Os04g0619300
Ctb1 is one of the quantitative trait loci (QTLs) for cold tolerance in the introgression on chromosome 4 of rice.
Contents
Annotated Information
Function
Low temperatures during the booting stage reduce rice yields by causing cold-induced male sterility[1]. Ctb1 is a QTL for cold tolerance, which is located in the introgression on chromosome 4[2]. Researches mapped Ctb1 to a 17-kb region containing two genes that encode an F-box protein and a ser/thr protein kinase. Both genes were cloned from a cold-tolerant variety, Norin-PL8, and introduced into a cold-sensitive variety, Hokkai241, and a cold-sensitive line, BT4-74-8. The cold tolerance of T2 and T3 progenies was assessed by measuring the degree of spikelet fertility in plants treated with cool water irrigation (19◦C, 25 cm) or cool air (12◦C, 4 days).

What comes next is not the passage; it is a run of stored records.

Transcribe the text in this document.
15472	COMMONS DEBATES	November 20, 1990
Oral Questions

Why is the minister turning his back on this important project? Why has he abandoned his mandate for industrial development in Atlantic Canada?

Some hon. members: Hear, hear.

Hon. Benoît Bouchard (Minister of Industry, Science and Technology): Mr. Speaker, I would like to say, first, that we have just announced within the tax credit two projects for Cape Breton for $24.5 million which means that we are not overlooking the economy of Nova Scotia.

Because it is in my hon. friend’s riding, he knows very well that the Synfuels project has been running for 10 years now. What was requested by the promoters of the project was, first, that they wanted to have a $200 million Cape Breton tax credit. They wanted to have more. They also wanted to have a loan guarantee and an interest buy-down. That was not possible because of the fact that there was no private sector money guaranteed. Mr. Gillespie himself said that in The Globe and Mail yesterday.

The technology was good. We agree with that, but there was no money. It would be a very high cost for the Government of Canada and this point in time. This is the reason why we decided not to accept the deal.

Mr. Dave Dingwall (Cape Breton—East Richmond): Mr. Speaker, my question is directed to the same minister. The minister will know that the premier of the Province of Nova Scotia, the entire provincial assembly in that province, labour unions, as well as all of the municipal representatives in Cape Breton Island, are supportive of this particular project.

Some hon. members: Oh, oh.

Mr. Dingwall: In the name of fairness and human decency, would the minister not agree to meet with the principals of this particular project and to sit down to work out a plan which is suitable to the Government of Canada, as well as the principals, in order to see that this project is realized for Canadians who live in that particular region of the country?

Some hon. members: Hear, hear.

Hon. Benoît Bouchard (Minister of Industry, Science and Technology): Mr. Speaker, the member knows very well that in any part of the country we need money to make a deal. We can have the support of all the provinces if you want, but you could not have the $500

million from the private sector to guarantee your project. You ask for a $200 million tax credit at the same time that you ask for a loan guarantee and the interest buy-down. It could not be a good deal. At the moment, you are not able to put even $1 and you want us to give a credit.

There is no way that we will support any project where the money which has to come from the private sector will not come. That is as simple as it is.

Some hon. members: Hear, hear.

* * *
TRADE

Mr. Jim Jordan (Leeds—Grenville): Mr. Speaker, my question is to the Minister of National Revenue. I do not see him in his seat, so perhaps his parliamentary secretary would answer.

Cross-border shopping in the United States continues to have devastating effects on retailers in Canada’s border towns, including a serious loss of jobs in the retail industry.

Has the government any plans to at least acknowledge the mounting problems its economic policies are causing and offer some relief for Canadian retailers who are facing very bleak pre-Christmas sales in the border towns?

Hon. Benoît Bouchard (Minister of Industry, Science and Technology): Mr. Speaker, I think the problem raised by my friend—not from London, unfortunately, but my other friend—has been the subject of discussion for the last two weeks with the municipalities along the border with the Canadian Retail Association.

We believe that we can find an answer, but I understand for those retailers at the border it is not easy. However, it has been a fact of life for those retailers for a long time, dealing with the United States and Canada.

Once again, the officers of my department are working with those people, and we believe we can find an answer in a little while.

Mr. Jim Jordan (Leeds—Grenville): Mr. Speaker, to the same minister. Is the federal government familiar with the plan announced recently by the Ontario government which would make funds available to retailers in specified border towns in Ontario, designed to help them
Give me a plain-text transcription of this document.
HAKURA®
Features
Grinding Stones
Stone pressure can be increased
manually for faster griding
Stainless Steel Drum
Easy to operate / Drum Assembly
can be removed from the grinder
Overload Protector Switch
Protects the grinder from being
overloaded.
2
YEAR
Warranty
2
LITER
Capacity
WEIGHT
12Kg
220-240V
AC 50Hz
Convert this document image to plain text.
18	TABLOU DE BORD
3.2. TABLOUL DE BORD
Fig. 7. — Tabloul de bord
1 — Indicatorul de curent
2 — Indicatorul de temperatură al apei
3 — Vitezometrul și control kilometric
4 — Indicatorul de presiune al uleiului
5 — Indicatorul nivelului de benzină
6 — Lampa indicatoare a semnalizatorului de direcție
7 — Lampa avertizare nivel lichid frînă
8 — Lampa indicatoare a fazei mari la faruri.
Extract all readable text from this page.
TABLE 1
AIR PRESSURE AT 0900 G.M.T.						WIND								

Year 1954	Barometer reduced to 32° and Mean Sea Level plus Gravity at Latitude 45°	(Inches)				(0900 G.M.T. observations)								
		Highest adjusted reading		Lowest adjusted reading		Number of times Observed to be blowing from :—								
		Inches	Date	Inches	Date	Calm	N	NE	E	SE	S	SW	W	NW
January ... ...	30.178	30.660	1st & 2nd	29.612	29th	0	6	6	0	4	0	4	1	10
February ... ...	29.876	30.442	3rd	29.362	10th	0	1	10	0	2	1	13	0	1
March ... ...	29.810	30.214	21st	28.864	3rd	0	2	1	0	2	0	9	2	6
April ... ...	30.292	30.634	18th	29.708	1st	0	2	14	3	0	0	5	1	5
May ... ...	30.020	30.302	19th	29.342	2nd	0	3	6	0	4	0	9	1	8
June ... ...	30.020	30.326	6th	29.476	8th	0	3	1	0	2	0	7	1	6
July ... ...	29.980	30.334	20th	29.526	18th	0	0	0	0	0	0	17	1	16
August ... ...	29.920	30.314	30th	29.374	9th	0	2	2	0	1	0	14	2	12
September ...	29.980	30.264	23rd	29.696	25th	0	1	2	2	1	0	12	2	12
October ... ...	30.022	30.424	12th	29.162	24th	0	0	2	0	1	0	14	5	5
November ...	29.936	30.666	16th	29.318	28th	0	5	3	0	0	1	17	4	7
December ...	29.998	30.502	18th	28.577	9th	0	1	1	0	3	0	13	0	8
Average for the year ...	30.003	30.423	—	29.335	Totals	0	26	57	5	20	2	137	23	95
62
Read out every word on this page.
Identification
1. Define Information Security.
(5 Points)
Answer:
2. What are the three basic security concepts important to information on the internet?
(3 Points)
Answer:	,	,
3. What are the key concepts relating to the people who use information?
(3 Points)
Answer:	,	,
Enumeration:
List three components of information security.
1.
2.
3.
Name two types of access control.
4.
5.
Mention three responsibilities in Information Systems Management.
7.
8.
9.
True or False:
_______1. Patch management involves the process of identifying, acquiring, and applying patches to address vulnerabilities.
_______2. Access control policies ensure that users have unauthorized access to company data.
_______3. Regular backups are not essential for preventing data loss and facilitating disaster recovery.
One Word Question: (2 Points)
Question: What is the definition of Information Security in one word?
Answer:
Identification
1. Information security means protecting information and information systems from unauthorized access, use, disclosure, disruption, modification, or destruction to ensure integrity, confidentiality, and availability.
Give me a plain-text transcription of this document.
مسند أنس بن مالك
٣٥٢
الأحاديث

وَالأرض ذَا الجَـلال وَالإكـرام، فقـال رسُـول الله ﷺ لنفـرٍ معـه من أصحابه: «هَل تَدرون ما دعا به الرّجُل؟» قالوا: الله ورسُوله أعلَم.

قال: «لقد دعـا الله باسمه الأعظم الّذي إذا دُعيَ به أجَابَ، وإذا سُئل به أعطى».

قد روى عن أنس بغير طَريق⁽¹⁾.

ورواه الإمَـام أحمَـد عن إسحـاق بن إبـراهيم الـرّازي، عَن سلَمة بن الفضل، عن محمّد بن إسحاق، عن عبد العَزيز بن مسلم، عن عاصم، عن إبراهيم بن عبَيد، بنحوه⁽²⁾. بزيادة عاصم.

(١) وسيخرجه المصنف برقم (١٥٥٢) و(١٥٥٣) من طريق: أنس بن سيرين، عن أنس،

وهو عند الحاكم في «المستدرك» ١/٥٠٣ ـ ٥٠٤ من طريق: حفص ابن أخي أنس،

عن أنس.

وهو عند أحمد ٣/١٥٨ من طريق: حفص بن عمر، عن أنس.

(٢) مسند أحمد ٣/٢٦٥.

The results indicated that the F-box protein gene confers cold tolerance. Cold tolerance is associated with greater anther length, which is one of major factors in cold tolerance at the booting stage. Ctb-1 expressed cold tolerance by producing a large anther. The transgenic plants had longer anthers than non-transformed controls. The F-box protein encoded by Ctb1 interact with a subunit of the E3 ubiquitin ligase, Skp1, suggesting that an ubiquitin–proteasome pathway is involved in cold tolerance at the booting stage[1].
GO assignment(s): GO:0003674 GO:0005634 GO:0008150
Expression
Sequence analyses indicated no polymorphism between Norin-PL8 and Kirara397 in the coding regions but several polymorphisms (mostly single nucleotide polymorphisms) in the 5’ upstream regions of both F-box protein (FB) and a ser/thr protein kinase(PK). Comparing the expression of the genes in Norin-PL8 and Kirara397 by RT-PCR analysis, PK was expressed in mature leaves and young panicles. By contrast, FB was expressed preferentially in young panicles, suggesting that FB was a more likely candidate to be Ctb1. No differences were observed in expression levels between Norin-PL8 and Kirara397[1].
Evolution
K.Saito et al[2] concluded that there are at least two QTLs for cold tolerance in the introgression on chromosome 4 of rice, and tentatively designated as Ctb-1 and Ctb-2.
Knowledge Extension
Rice is a staple crop cultivated worldwide. However, since it is a cold-sensitive plant that evolved in tropical and subtropical areas, rice yields are greatly reduced under low temperature conditions. One of the factors reducing rice yields is cold-induced male sterility (CIMS). In CIMS, the growth stage that is sensitive to cold is the booting stage, especially the young microspore stage just after meiosis[3]. Low temperatures at the young microspore stage cause the degeneration of microspores and hypertrophy of tapetal cells[4].
Labs working on this gene
- Natl Agr Res Ctr Hokkaido Reg, Hitsujigaoka 1, Sapporo, Hokkaido 0628555, Japan
- Univ Florida, IFAS, Ctr Citrus Res & Educ, Lake Alfred, FL 33850 USA
- N Carolina State Univ, Dept Bot, Raleigh, NC 27695 USA
References
- ↑ 1.0 1.1 1.2 1.3 K. Saito, Y. Hayano-Saito, M. Kuroki, Y. Sato,(2010) Map-based cloning of the rice cold tolerance gene Ctb1, Plant Science, 179:97–102.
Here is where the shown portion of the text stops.